Голявкин видел, что род человеческий ограничен, глуп, самонадеян, хвастлив, претенциозен и так далее. Но Голявкин в роли автора ничем своих персонажей не шире, не умнее, не самокритичнее, не скромнее, не подлиннее и пр. и пр. Разве что свободнее. И когда ему с ними утомительно или невмоготу, не стесняется сказать, что про них думает. Хотя сплошь и рядом это такая же или еще хуже, чем у них, чушь, галиматья, дикость. Люди – существа смешные, это, если не ошибаюсь, Тургенев, рассказывая Толстому про каких-то конкретных, сказал, и раз, и два, а на третий Толстой ему ответил: да; все; и мы с вами тоже. Персонажи Голявкина плетут свою смешную чушь, он к ним прибавляет свою, и становится еще смешнее. Дети из пионерлагеря, играя в войну, кричат про мальчика, приехавшего в деревню на дачу: «Хватай его, ребята!» – а один: «Да это не наш!» А мальчик, от чьего лица рассказ: «не хватает, думаю, еще вашим быть». В другом рассказе, взрослом, рассказчик приходит в гости к соседу по лестничной площадке, а тот перегородил свои четыре комнаты на шестнадцать. Жена соседа спрашивает, продолжать ли перегораживать дальше. Гость, успевший опиться у них пивом, говорит: «Перегораживайте, все перегораживайте!» – «Вы серьезно?» – «Абсолютно серьезно! Продолжайте перегораживать и перегораживать!» – «Вы думаете, из тридцати двух можно сделать шестьдесят четыре?» – «Можно».
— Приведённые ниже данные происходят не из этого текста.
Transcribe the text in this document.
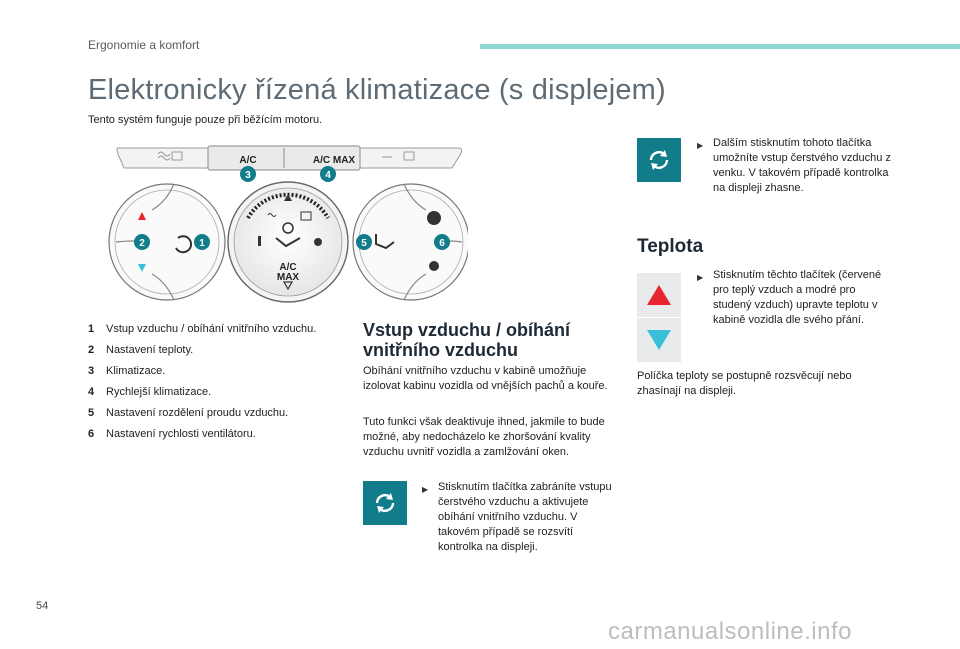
Ergonomie a komfort
Elektronicky řízená klimatizace (s displejem)
Tento systém funguje pouze při běžícím motoru.
A/C	A/C MAX
A/C
MAX
1
2
3	4
5	6
1	Vstup vzduchu / obíhání vnitřního vzduchu.
2	Nastavení teploty.
3	Klimatizace.
4	Rychlejší klimatizace.
5	Nastavení rozdělení proudu vzduchu.
6	Nastavení rychlosti ventilátoru.
Vstup vzduchu / obíhání vnitřního vzduchu
Obíhání vnitřního vzduchu v kabině umožňuje izolovat kabinu vozidla od vnějších pachů a kouře.
Tuto funkci však deaktivuje ihned, jakmile to bude možné, aby nedocházelo ke zhoršování kvality vzduchu uvnitř vozidla a zamlžování oken.
▶︎ Stisknutím tlačítka zabráníte vstupu čerstvého vzduchu a aktivujete obíhání vnitřního vzduchu. V takovém případě se rozsvítí kontrolka na displeji.
▶︎ Dalším stisknutím tohoto tlačítka umožníte vstup čerstvého vzduchu z venku. V takovém případě kontrolka na displeji zhasne.
Teplota
▶︎ Stisknutím těchto tlačítek (červené pro teplý vzduch a modré pro studený vzduch) upravte teplotu v kabině vozidla dle svého přání.
Políčka teploty se postupně rozsvěcují nebo zhasínají na displeji.
54
carmanualsonline.info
Виктор Голявкин не шутник. Он серьезный человек. Один из самых серьезных из встреченных мной. Жесткая натура. Никому не дает спуску. Готов к отпору любым умникам, кто нарушает границы его частной жизни. Агрессии не потерпит, даже поползновения на агрессию. Но обращается к людям и с людьми предупредительно и доброжелательно. Он подарил мне свою картину, букет в стеклянной банке. Она висит у меня на стене, веселая, очаровательная. Надписал несколько своих книг, симпатично, ласково. Он больше похож на дерево, а не на человека. Большое дерево с густой листвой, что-то постоянно шелестящее. Мимо идут люди, они кажутся дереву смешными: коротышки, на двух тонких ножках, своего места у них нет, все время куда-то торопятся, взад-вперед шастают. Листья с них раз навсегда облетели, прошелестеть ничего не могут. Ни тащиться по земле, как опавшие, ни взлететь, как воробьи, не умеют. Какие-то звуки издают, но что эти звуки значат, непонятно. Ну что им скажешь? Привет вам, птицы. Это в лучшем случае.